To many, it may seem a simple and even stupid question. But it is not.
I In the Case of Domestic Company
In a country with the tradition of statute laws, when a statute law fails to offer a clear answer to a certain legal issue, it can be a problem in practice.
With respect to the captioned question, China Company Law does not provide clearly for when a buyer of the equity interests (shares) in a company (for purpose of this pose, I refer to limited liability company only) is effectively considered as a real shareholder of the company. Many may say the buyer should be regarded as the shareholder of the company at the time of execution and effectiveness of the equity or share transfer agreement or contract or at the time of the pay-up of the price in the transaction document or at the time of being registered as shareholder with company registry, namely, the industry and commerce bureau. However none of the answers is correct.
From a procedural point of view, a typical share transfer in the case of domestic companies encompasses the following steps: (a) the seller and buyer executes the share transfer agreement, (b) internal changes, for instance, cancelling old shareholder’s contribution certificate (chu zi zheng ming shu) and issuing new one to the new shareholder, amending shareholder register and revising articles of association, and (c) apply to company registry to register the change of shareholder.

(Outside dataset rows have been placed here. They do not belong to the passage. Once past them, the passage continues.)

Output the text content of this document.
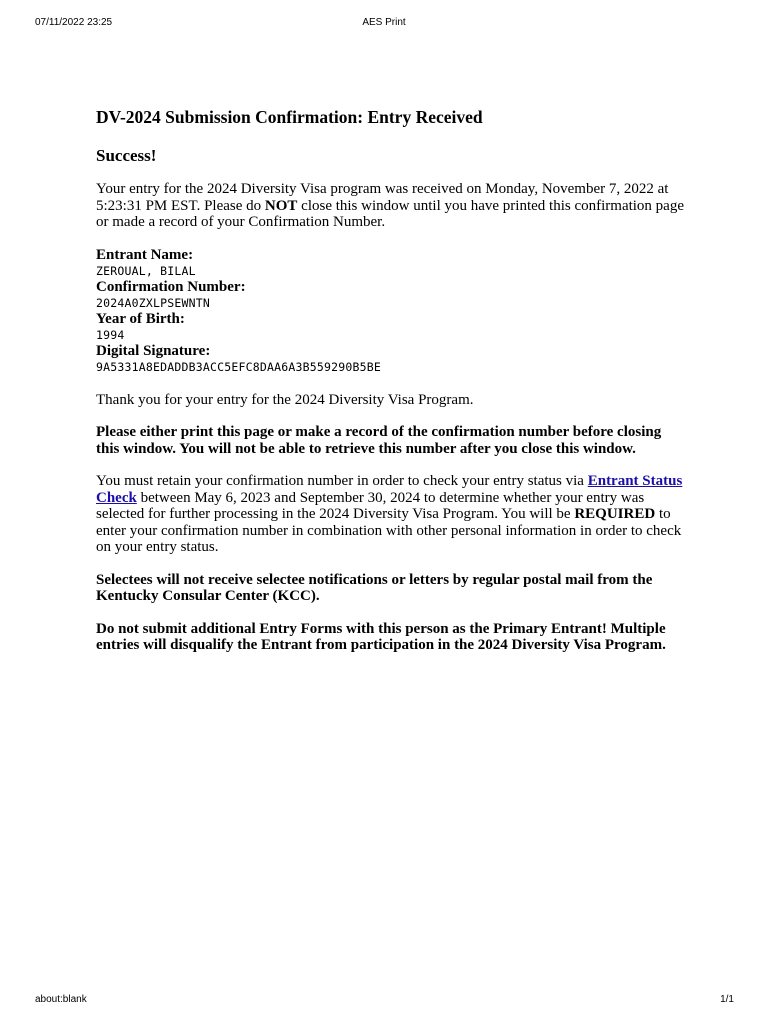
07/11/2022 23:25	AES Print
DV-2024 Submission Confirmation: Entry Received
Success!

Your entry for the 2024 Diversity Visa program was received on Monday, November 7, 2022 at 5:23:31 PM EST. Please do NOT close this window until you have printed this confirmation page or made a record of your Confirmation Number.

Entrant Name:
ZEROUAL, BILAL
Confirmation Number:
2024A0ZXLPSEWNTN
Year of Birth:
1994
Digital Signature:
9A5331A8EDADDB3ACC5EFC8DAA6A3B559290B5BE

Thank you for your entry for the 2024 Diversity Visa Program.

Please either print this page or make a record of the confirmation number before closing this window. You will not be able to retrieve this number after you close this window.

You must retain your confirmation number in order to check your entry status via Entrant Status Check between May 6, 2023 and September 30, 2024 to determine whether your entry was selected for further processing in the 2024 Diversity Visa Program. You will be REQUIRED to enter your confirmation number in combination with other personal information in order to check on your entry status.

Selectees will not receive selectee notifications or letters by regular postal mail from the Kentucky Consular Center (KCC).

Do not submit additional Entry Forms with this person as the Primary Entrant! Multiple entries will disqualify the Entrant from participation in the 2024 Diversity Visa Program.

about:blank	1/1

The shareholdership refers in essence to the relationship between the shareholder and its invested company. When the shareholdership is established, it means that the shareholder can now exercise its shareholder right against the company. The execution of share or equity transfer contract is just between the seller and buyer, so at the time of execution of share transfer contract, the company may not be aware of the deal at all and won’t and actually cannot take the buyer as shareholder. On the other hand, China Company Law has made one point clear that registration of shareholder information with company registry shall be for the purpose of constructive notice. In other words, where the parties fails to register shareholder change with company registry, bona fide third party can still enter into valid transaction with the old shareholder registered at company registry. This indirectly means that the creation of shareholdership is not legally predicated on the registration of shareholder information (as it serves the purpose of constructive notice only).
It would be more logic and reasonable to say that the shareholdership is set up upon acknowledgement and affirmation by the company of the share transfer deal, which can be well embodied by the issuance of contribution certificate and/or the amendment of shareholder register by the company. The company whose equity interests are being transfer shall have the obligation to do the same according to Article 73 of China Company Law.

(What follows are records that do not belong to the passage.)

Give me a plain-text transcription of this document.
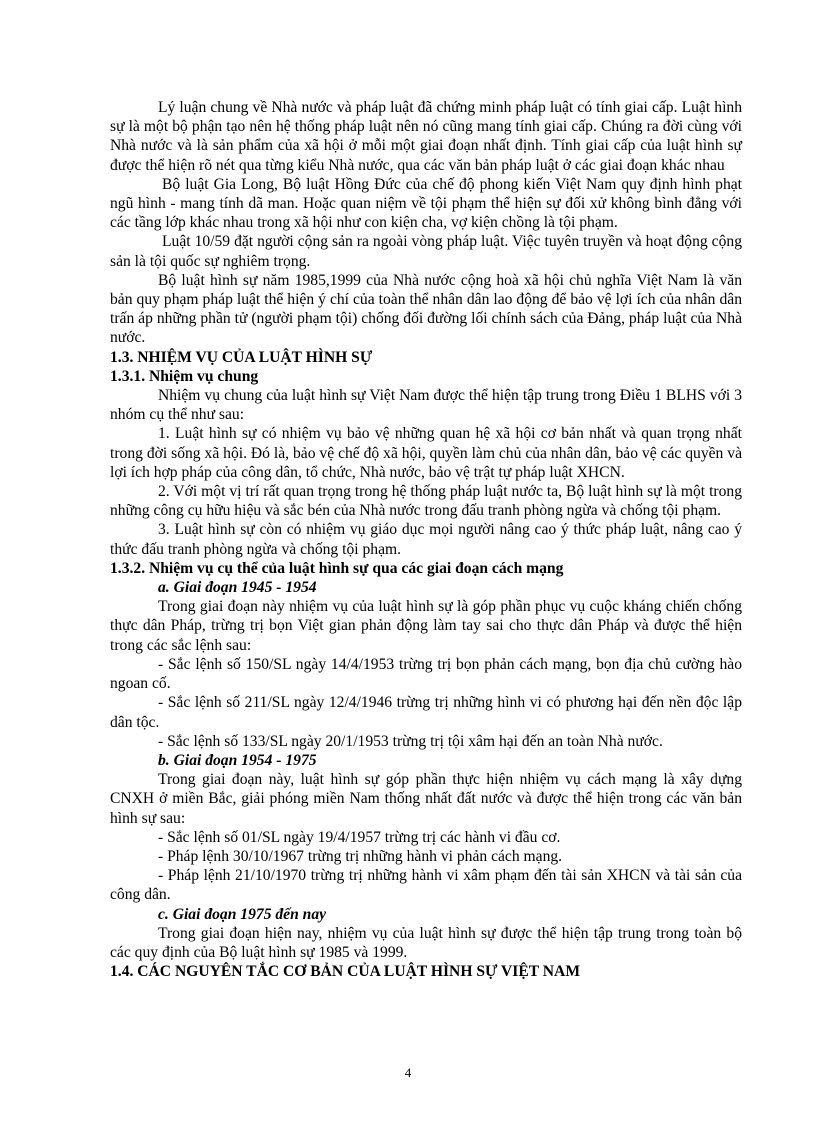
Lý luận chung về Nhà nước và pháp luật đã chứng minh pháp luật có tính giai cấp. Luật hình sự là một bộ phận tạo nên hệ thống pháp luật nên nó cũng mang tính giai cấp. Chúng ra đời cùng với Nhà nước và là sản phẩm của xã hội ở mỗi một giai đoạn nhất định. Tính giai cấp của luật hình sự được thể hiện rõ nét qua từng kiểu Nhà nước, qua các văn bản pháp luật ở các giai đoạn khác nhau

Bộ luật Gia Long, Bộ luật Hồng Đức của chế độ phong kiến Việt Nam quy định hình phạt ngũ hình - mang tính dã man. Hoặc quan niệm về tội phạm thể hiện sự đối xử không bình đẳng với các tầng lớp khác nhau trong xã hội như con kiện cha, vợ kiện chồng là tội phạm.

Luật 10/59 đặt người cộng sản ra ngoài vòng pháp luật. Việc tuyên truyền và hoạt động cộng sản là tội quốc sự nghiêm trọng.

Bộ luật hình sự năm 1985,1999 của Nhà nước cộng hoà xã hội chủ nghĩa Việt Nam là văn bản quy phạm pháp luật thể hiện ý chí của toàn thể nhân dân lao động để bảo vệ lợi ích của nhân dân trấn áp những phần tử (người phạm tội) chống đối đường lối chính sách của Đảng, pháp luật của Nhà nước.

1.3. NHIỆM VỤ CỦA LUẬT HÌNH SỰ

1.3.1. Nhiệm vụ chung

Nhiệm vụ chung của luật hình sự Việt Nam được thể hiện tập trung trong Điều 1 BLHS với 3 nhóm cụ thể như sau:

1. Luật hình sự có nhiệm vụ bảo vệ những quan hệ xã hội cơ bản nhất và quan trọng nhất trong đời sống xã hội. Đó là, bảo vệ chế độ xã hội, quyền làm chủ của nhân dân, bảo vệ các quyền và lợi ích hợp pháp của công dân, tổ chức, Nhà nước, bảo vệ trật tự pháp luật XHCN.

2. Với một vị trí rất quan trọng trong hệ thống pháp luật nước ta, Bộ luật hình sự là một trong những công cụ hữu hiệu và sắc bén của Nhà nước trong đấu tranh phòng ngừa và chống tội phạm.

3. Luật hình sự còn có nhiệm vụ giáo dục mọi người nâng cao ý thức pháp luật, nâng cao ý thức đấu tranh phòng ngừa và chống tội phạm.

1.3.2. Nhiệm vụ cụ thể của luật hình sự qua các giai đoạn cách mạng

a. Giai đoạn 1945 - 1954

Trong giai đoạn này nhiệm vụ của luật hình sự là góp phần phục vụ cuộc kháng chiến chống thực dân Pháp, trừng trị bọn Việt gian phản động làm tay sai cho thực dân Pháp và được thể hiện trong các sắc lệnh sau:

- Sắc lệnh số 150/SL ngày 14/4/1953 trừng trị bọn phản cách mạng, bọn địa chủ cường hào ngoan cố.

- Sắc lệnh số 211/SL ngày 12/4/1946 trừng trị những hình vi có phương hại đến nền độc lập dân tộc.

- Sắc lệnh số 133/SL ngày 20/1/1953 trừng trị tội xâm hại đến an toàn Nhà nước.

b. Giai đoạn 1954 - 1975

Trong giai đoạn này, luật hình sự góp phần thực hiện nhiệm vụ cách mạng là xây dựng CNXH ở miền Bắc, giải phóng miền Nam thống nhất đất nước và được thể hiện trong các văn bản hình sự sau:

- Sắc lệnh số 01/SL ngày 19/4/1957 trừng trị các hành vi đầu cơ.

- Pháp lệnh 30/10/1967 trừng trị những hành vi phản cách mạng.

- Pháp lệnh 21/10/1970 trừng trị những hành vi xâm phạm đến tài sản XHCN và tài sản của công dân.

c. Giai đoạn 1975 đến nay

Trong giai đoạn hiện nay, nhiệm vụ của luật hình sự được thể hiện tập trung trong toàn bộ các quy định của Bộ luật hình sự 1985 và 1999.

1.4. CÁC NGUYÊN TẮC CƠ BẢN CỦA LUẬT HÌNH SỰ VIỆT NAM

4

However, in practice, many limited liability companies don’t issue contribution certificate or maintain the shareholder register at all. So without them, what can be said to signify or manifest the establishment of shareholdership? In my opinion, anything that can prove the knowledge by the company of the share transfer deal can suffice for purpose of setting up the shareholdership. It would be safer for the buyer to get the company informed of the deal by serving a written notice of the deal on the legal representative of the company.
II In the Case of Foreign-invested Company
Unlike in the case of domestic company, it is indeed much clearer in the case of the foreign invested companies.
First of all, according to relevant foreign investments laws, the contract for transfer of share or equity interests in a foreign invested company (either a joint venture or wholly foreign-owned company) shall have to be first approved by foreign investment department of the government in order to be valid.
On the other hand, in practice, the submission for approval of the share transfer contract in respect of the foreign-invested company is conducted by the company itself so there is in no way the possibility of the company denying the knowledge of the deal. So once the share transfer contract is duly approved by the government, the buyer can be said to be the shareholder of the foreign-invested company.
The problem with respect to share transfer in foreign invested company is in most cases related to delay or refusal of application for approval of the deal contract. However this is another issue to be addressed in future posts.